Gestational diabetes is a disease that affects women during pregnancy. According to surveys, about 2-14% of pregnant women have this form of diabetes. As everybody knows, there are several types of diabetes, namely diabetes mellitus type I, type II diabetes, secondary diabetes and gestational diabetes. Insulin is a protein hormone and plays an important role in the body – to regulate blood sugar levels and to help glucose enter the cells. In pregnant women, the body needs more insulin than normally, for the child’s needs too, which is very necessary, especially in the last 4-5 months of pregnancy.
Glucose is produced by the liver (which acts as a repository of sugar in the body) or absorbed from foods that contain carbohydrates. This type of food can be simple carbohydrates (honey, sugar, juice, jam, candy and other sweets) or integral carbohydrates (from bread, pasta, vegetables, fruits, dairy and grains).
Gestational diabetes occurs when the pancreas does not work well and thus exceeds normal sugar levels. The women more prone to do gestational diabetes are: those that are overweight, who have already had the disease in the past, those who have a close family member who suffers from diabetes (parents, siblings, grandparents) and those who already have a child born with a high weight of approx. 4.5 kg, or who had more than 3 past miscarriages, gave birth to a dead child or with problems.
Usually diabetes symptoms may not appear clear, making it difficult to detect the disease. If the disease is symptomatic, there may be signs such as: overall fatigue, excessive thirst, vision problems. If you notice these symptoms, consult an obstetrician-gynaecologist. In order to establish a correct diagnosis, doctors recommend that patients take blood tests, glucose tolerance tests and urine test.
Gestational diabetes affects pregnant women, so they must take this issue seriously, with great responsibility, to seek medical help and follow treatment. A large amount of sugar in the blood is dangerous because it can cross the placenta and reach the baby’s blood. Often this leads to weight gain so the child will have to be born by caesarean section. A hazard that may occur due to the possibility of developing gestational diabetes is that of post-natal illness, such as hypoglycemia or neonatal jaundice. To prevent the chances of the child of having such a disease (because it is very sensitive to increased levels of blood sugar) medical personnel carefully follow its health for a certain period after birth. Anecdotal medical belief states that a child who was born by a mother with gestational diabetes will have an increased risk of future diabetes and obesity.

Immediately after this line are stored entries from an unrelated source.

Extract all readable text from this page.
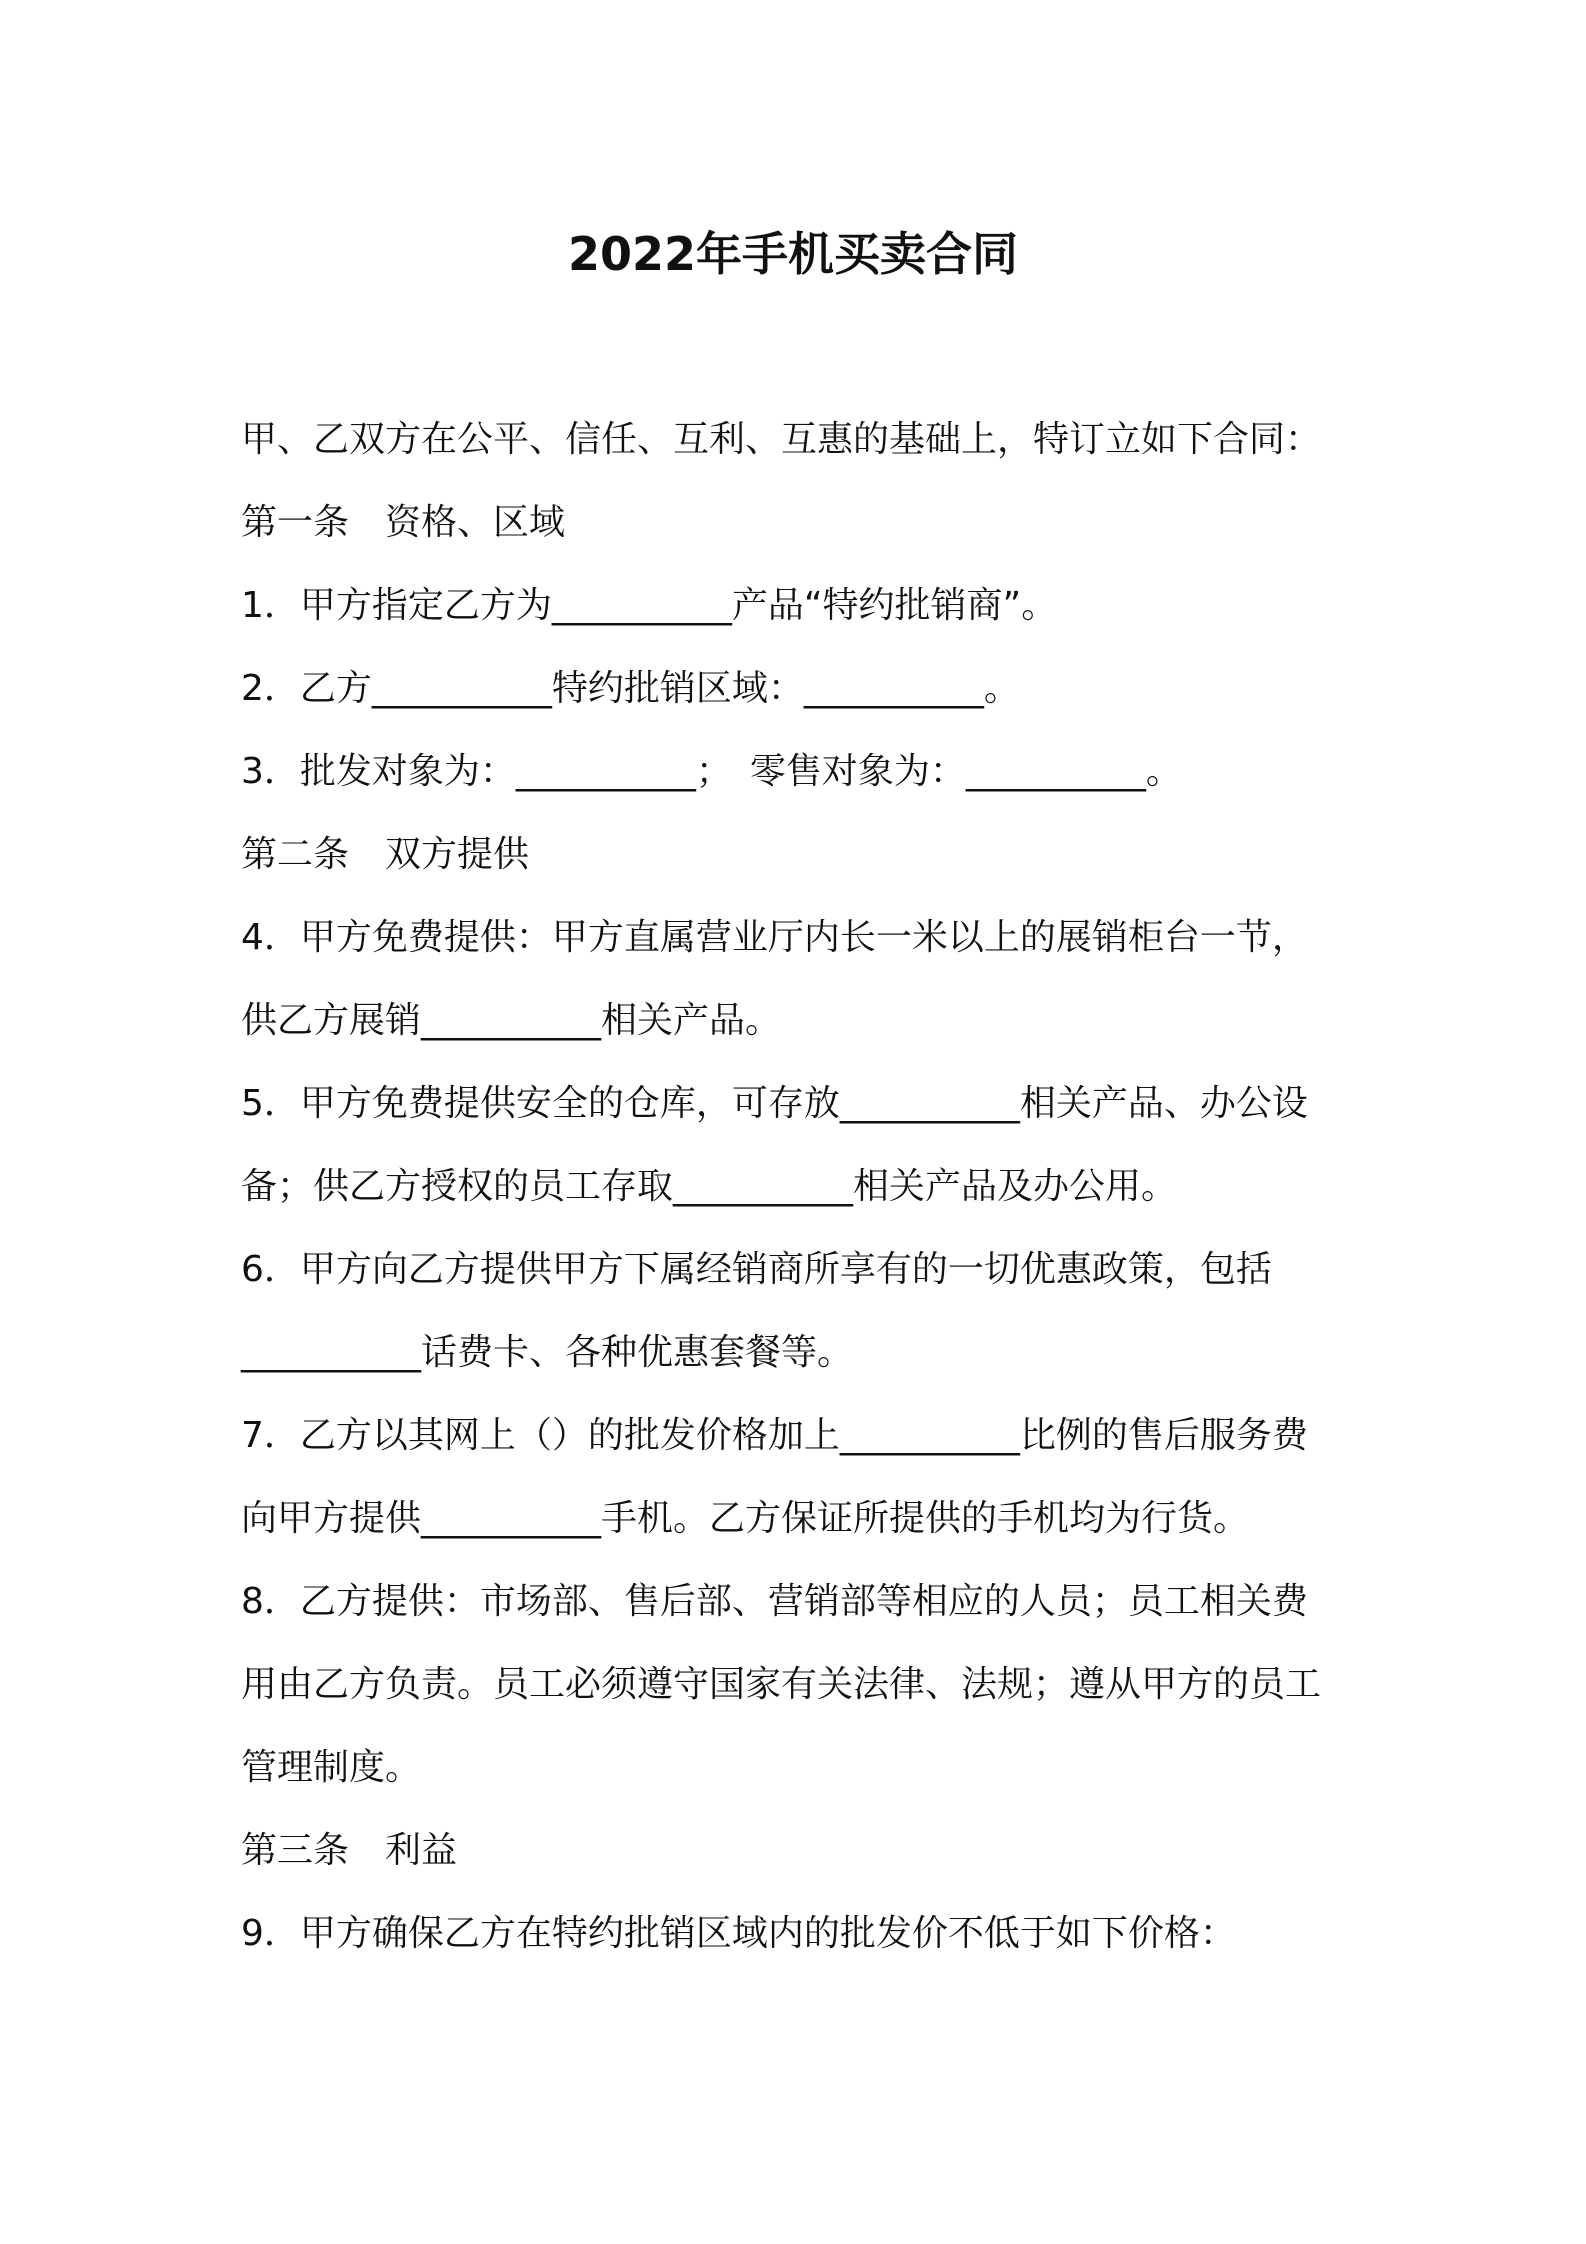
2022年手机买卖合同
甲、乙双方在公平、信任、互利、互惠的基础上，特订立如下合同：
第一条　资格、区域
1．甲方指定乙方为__________产品“特约批销商”。
2．乙方__________特约批销区域：__________。
3．批发对象为：__________；　零售对象为：__________。
第二条　双方提供
4．甲方免费提供：甲方直属营业厅内长一米以上的展销柜台一节，
供乙方展销__________相关产品。
5．甲方免费提供安全的仓库，可存放__________相关产品、办公设
备；供乙方授权的员工存取__________相关产品及办公用。
6．甲方向乙方提供甲方下属经销商所享有的一切优惠政策，包括
__________话费卡、各种优惠套餐等。
7．乙方以其网上（）的批发价格加上__________比例的售后服务费
向甲方提供__________手机。乙方保证所提供的手机均为行货。
8．乙方提供：市场部、售后部、营销部等相应的人员；员工相关费
用由乙方负责。员工必须遵守国家有关法律、法规；遵从甲方的员工
管理制度。
第三条　利益
9．甲方确保乙方在特约批销区域内的批发价不低于如下价格：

For good health, we recommend a balanced diet and exercise every day. For pregnant women, there are some special fitness exercises, who are performed daily for 30 minutes. As far as the special diet is concerned (recommended by a doctor), it should consist of foods that are easily digested and are good for the body. The diet should contain 35-40% carbohydrates daily, 20-25% protein and 35-40% fat. The body weight should be kept under control so as to avoid obesity. Overweight women should reduce their caloric intake carefully, without resorting to excessive diets which may affect their health. They should drop the fat and eat more protein and fibre, plus vegetables and fruits. If blood glucose levels are not reduced through dieting, the doctor will calculate the insulin to be administered daily.
Women who have had gestational diabetes during pregnancy are advised by doctors to have annual tests to determine blood sugar levels. They also need to be careful regarding food consumption and carefully follow the recommendations of a nutritionist. In many cases women have such disease during pregnancy, healing postpartum through therapy used to normalize blood glucose. Also doctors say that some women who developed the disease during pregnancy a form of diabetes II had before getting pregnant, but it was not diagnosed. According to statistics, 50% of the cases of gestational diabetes can occur in the next pregnancy of a woman who gave birth and already suffered from this disease. Some patients who had this disease required treatment with insulin to avoid the risk of suffering from diabetes again. Also a woman has to plan the next pregnancy if she wants more children in the future.